Attend QUAL Lab Speaker Series with Jessica Van Cleave on Nov. 6
- Date: Thursday, Nov. 6
- Time: Noon-1 p.m.
- Location: Zoom (register today)
- Presenter: Jessica Van Cleave, professor, Gardner-Webb University College of Education
Join the UGA qualitative research program for the last UGA QUAL Lab Speaker Series of the semester, “Cultivating ‘Useless’ Connections: Collaboration, Community, and Living Theory,” presented by Jessica Van Cleave.
As qualitative researchers, much of the work we do is relational, yet it can be challenging to create and maintain community, particularly in contexts other than research-intensive institutions. Sometimes as qualitative scholars, we are the “only one.” This presentation takes up the notion of qualitative community from a variety of perspectives. Based in my experiences as a researcher in non-research-oriented positions and institutions, I discuss the ways in which I have leveraged my training as a qualitative researcher to stay engaged, stay connected, and maintain an active research agenda while also foregrounding the relational aspects of qualitative inquiry to develop community. That work has helped me to resist what Manning (2016) called ressentiment, a resentment towards a way of being that “drags its feet in the same ruts day after day” and that we can experience as “a loss of intensity, a kind of apathetic anxiety that keeps us in our place” (p. 204).
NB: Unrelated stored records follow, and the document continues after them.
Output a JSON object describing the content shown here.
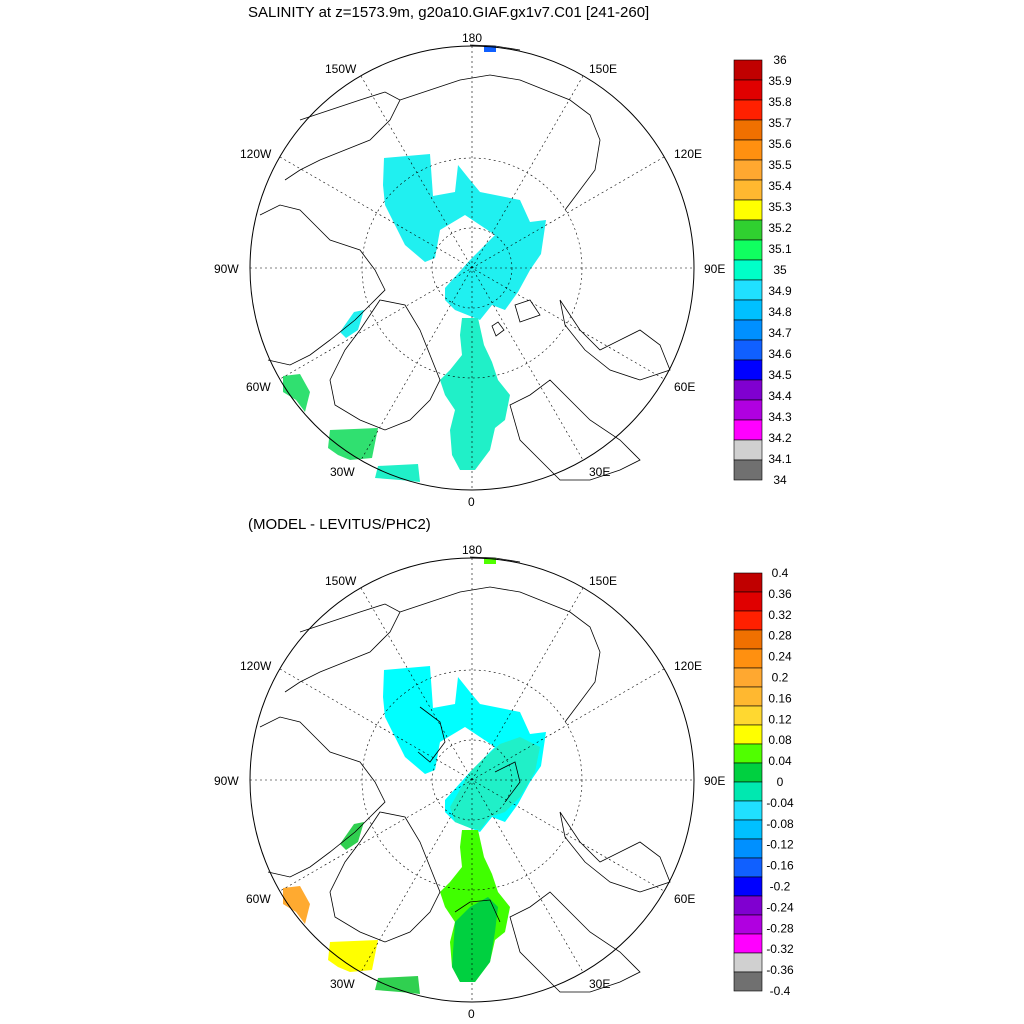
{
  "panels": [
    {
      "title": "SALINITY at z=1573.9m, g20a10.GIAF.gx1v7.C01 [241-260]",
      "colorbar": {
        "labels": [
          "36",
          "35.9",
          "35.8",
          "35.7",
          "35.6",
          "35.5",
          "35.4",
          "35.3",
          "35.2",
          "35.1",
          "35",
          "34.9",
          "34.8",
          "34.7",
          "34.6",
          "34.5",
          "34.4",
          "34.3",
          "34.2",
          "34.1",
          "34"
        ],
        "colors": [
          "#c00000",
          "#e00000",
          "#ff2000",
          "#f07000",
          "#ff9010",
          "#ffa830",
          "#ffb830",
          "#ffff00",
          "#30d030",
          "#10ff60",
          "#00ffc8",
          "#20e0ff",
          "#00c0ff",
          "#0090ff",
          "#1060ff",
          "#0000ff",
          "#8000d0",
          "#b000e0",
          "#ff00ff",
          "#d0d0d0",
          "#707070"
        ]
      }
    },
    {
      "title": "(MODEL - LEVITUS/PHC2)",
      "colorbar": {
        "labels": [
          "0.4",
          "0.36",
          "0.32",
          "0.28",
          "0.24",
          "0.2",
          "0.16",
          "0.12",
          "0.08",
          "0.04",
          "0",
          "-0.04",
          "-0.08",
          "-0.12",
          "-0.16",
          "-0.2",
          "-0.24",
          "-0.28",
          "-0.32",
          "-0.36",
          "-0.4"
        ],
        "colors": [
          "#c00000",
          "#e00000",
          "#ff2000",
          "#f07000",
          "#ff9010",
          "#ffa830",
          "#ffb830",
          "#ffd830",
          "#ffff00",
          "#50ff00",
          "#00d040",
          "#00e8b0",
          "#20e0ff",
          "#00c0ff",
          "#0090ff",
          "#1060ff",
          "#0000ff",
          "#8000d0",
          "#b000e0",
          "#ff00ff",
          "#d0d0d0",
          "#707070"
        ]
      }
    }
  ],
  "map": {
    "lon_labels": [
      "180",
      "150E",
      "120E",
      "90E",
      "60E",
      "30E",
      "0",
      "30W",
      "60W",
      "90W",
      "120W",
      "150W"
    ]
  },
  "colors": {
    "salinity_field": "#20f0f0",
    "salinity_low_atlantic": "#30d070",
    "diff_arctic": "#00ffff",
    "diff_atlantic": "#40ff00",
    "diff_orange": "#ffaa30",
    "diff_yellow": "#ffff00"
  }
}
Bolstered by the notion that there are other “way[s] of thinking value…beyond use-value” (Manning, 2017, p. 6), I specifically explore formal and informal networking as a way to build connection, resulting in collaborations that began without specific use-value—those collaborations in which criteria for what was valuable or useful were not set in advance—and others that did have explicit outcomes or deliverables. This presentation draws on multiple ongoing qualitative research engagements to position community building as a vital part of ongoing inquiry and situate the academic life as part of a broader enactment of living theory.